Bank counsel Mr. K.M.H. Niamati countered sharply. Intra-court appeals limit re-examination of disciplinary findings. Nath's conduct fell short of Article 226/227 standards. With guilt proven via fair inquiry, punishment lay solely with the employer. Transfers are inherent to service, per precedents—no mala fides shown.

Poets, Precedents, and the Doctrine of Clean Hands

The bench wove poetry into law, invoking Gibran's The Prophet to frame work as life's procession—not to be abandoned lightly. Ellen Sturgis Hooper's lines drove home duty over dreams of beauty.

Legally, the court leaned on Supreme Court rulings. In State of U.P. v. Gobardhan Lal (AIR 2004 SC 2165), transfers are implicit service conditions, interferable only for mala fides or statutory breach—none here. Addisons Paints & Chemicals Ltd. v. Workman (AIR 2001 SC 436) deems refusal to report misconduct, mandating compliance before grievance. Gujarat Electricity Board v. Atmaram Sungomal Poshani (AIR 1989 SC 1433) cements transfers for public interest in all-India services like banking.

Crucially, Nath concealed siblings—a married sister and doctor brother—amounting to suppressio veri . "A person who does not approach the Court with clean hands, clean heart & clean head is not entitled to invoke the writ jurisdiction ," the judgment noted. No prejudice shown from alleged inquiry haste; she declined witnesses. Natural justice isn't a "vedic mantra" chanted without substance.

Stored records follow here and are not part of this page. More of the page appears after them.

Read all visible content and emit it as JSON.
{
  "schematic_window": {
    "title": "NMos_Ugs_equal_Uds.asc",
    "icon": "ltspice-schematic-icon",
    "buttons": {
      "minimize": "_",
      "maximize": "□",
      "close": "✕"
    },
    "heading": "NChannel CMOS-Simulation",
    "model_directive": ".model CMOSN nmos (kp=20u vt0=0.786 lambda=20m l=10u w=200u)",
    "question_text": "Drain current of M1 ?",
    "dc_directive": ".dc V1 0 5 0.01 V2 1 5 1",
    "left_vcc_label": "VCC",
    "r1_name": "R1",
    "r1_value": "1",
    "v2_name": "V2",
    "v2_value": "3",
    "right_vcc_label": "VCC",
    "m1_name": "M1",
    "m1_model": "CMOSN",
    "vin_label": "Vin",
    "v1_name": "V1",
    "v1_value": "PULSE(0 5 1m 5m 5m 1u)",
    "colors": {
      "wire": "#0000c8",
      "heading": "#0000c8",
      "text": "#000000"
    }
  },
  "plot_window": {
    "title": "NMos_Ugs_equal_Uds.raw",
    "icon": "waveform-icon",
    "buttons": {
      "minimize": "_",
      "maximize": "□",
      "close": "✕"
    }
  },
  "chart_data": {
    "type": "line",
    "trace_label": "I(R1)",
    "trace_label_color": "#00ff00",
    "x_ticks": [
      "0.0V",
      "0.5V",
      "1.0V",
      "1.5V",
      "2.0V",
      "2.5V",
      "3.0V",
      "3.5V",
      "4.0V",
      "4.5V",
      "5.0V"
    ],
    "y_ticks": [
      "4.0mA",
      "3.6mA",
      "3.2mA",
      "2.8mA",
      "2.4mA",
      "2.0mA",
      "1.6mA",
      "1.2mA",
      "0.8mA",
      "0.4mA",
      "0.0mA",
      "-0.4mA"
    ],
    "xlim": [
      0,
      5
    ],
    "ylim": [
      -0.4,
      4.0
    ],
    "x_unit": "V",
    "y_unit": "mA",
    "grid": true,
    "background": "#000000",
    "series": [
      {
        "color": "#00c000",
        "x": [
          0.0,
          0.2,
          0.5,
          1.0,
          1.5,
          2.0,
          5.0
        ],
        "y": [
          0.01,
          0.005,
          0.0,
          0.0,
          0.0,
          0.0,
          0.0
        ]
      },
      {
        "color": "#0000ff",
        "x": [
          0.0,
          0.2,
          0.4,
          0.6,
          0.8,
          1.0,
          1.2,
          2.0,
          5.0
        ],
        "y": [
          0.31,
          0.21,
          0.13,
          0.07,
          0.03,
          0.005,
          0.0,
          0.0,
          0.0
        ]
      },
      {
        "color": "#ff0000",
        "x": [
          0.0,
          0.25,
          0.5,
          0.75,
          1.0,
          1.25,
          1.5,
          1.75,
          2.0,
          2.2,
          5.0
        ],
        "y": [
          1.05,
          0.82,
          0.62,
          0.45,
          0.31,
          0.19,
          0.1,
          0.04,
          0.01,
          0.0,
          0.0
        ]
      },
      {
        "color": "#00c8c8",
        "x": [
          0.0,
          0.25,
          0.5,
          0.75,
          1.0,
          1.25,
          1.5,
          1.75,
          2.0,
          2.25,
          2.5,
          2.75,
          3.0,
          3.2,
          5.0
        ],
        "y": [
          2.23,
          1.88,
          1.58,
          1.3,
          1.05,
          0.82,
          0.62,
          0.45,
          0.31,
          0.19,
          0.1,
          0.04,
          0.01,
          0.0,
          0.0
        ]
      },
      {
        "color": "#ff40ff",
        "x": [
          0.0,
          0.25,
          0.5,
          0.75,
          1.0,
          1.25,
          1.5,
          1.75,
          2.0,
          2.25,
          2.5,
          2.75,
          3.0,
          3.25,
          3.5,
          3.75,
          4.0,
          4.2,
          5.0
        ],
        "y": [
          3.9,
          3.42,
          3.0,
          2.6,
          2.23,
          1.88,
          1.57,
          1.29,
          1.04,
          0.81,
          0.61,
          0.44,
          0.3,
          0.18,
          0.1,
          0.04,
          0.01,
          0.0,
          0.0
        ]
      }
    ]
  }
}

Media echoes, like reports terming it "One transfer order. One refusal," highlighted the simplicity: eight years in Bhubaneswar ended by defiance.

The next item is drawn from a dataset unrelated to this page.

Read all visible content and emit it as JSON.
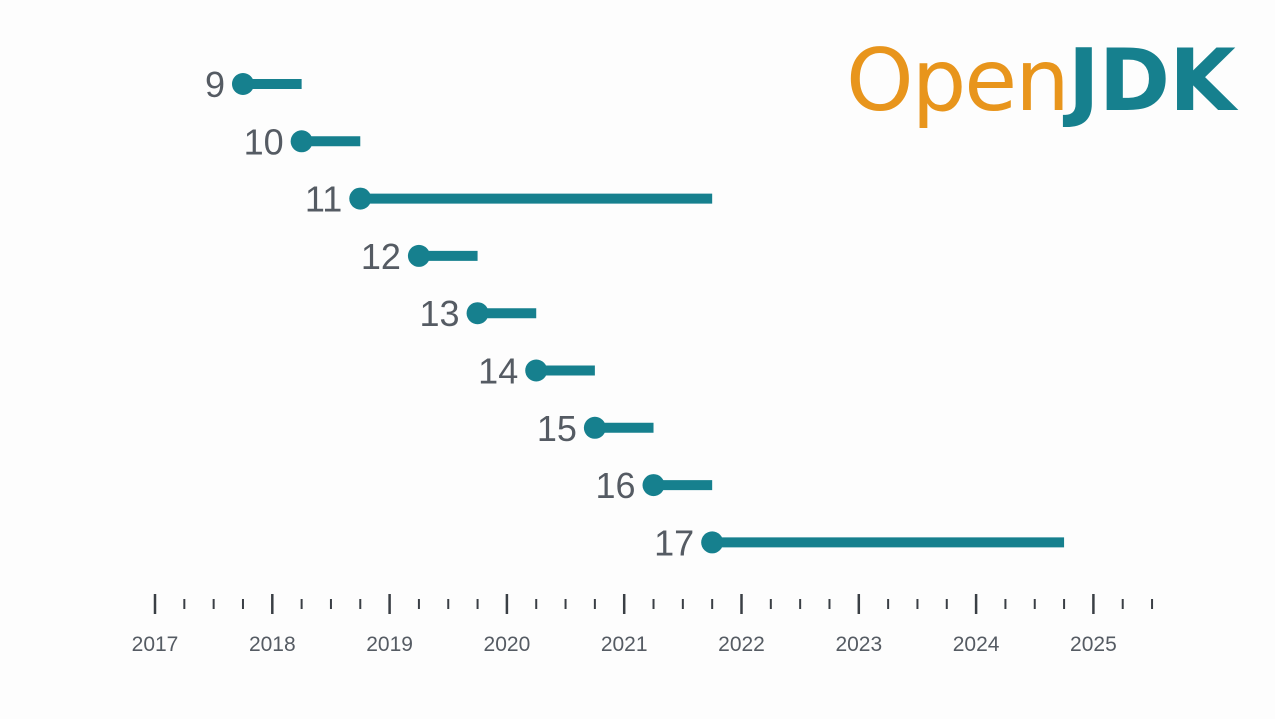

Key Observations Straight from the Bench

“And if you cannot work with love but only with distaste, it is better that you should leave your work and sit at the gate of the temple and take alms of those who work with joy.” — Khalil Gibran, quoted on work's intimacy with life.

“I slept, and dreamed that life was Beauty; I woke, and found that life was Duty…” — Ellen Sturgis Hooper, rebutting moral justification for absence.

"The plea of violation of principles of natural justice cannot be chanted like vedic mantra. It does not demonstrate substance but generates senseless sound."

"Ordinarily, the employees in public service like the one in this case are expected to join the places to which they are transferred in due course. It hardly needs to be stated as to what all difficulties the public service of banking would suffer when employees defy transfer orders..."

No Reprieve: Removal Stands, Future Transfers Secured

The appeal was dismissed as meritless, costs waived. Removal simpliciter non-stigmatic—escaped deeper scrutiny. Implications ripple: Banks and public employers gain firmer ground enforcing transfers, barring exceptional mala fides. Employees must disclose fully; family pleas alone won't shield defiance. In an all-India banking ecosystem, this guards against "clinging" to postings, prioritizing service exigencies over personal anchors.

The court's nod to its law clerk underscores collaborative judicial craft in a verdict blending verse, vigilance, and venerable law.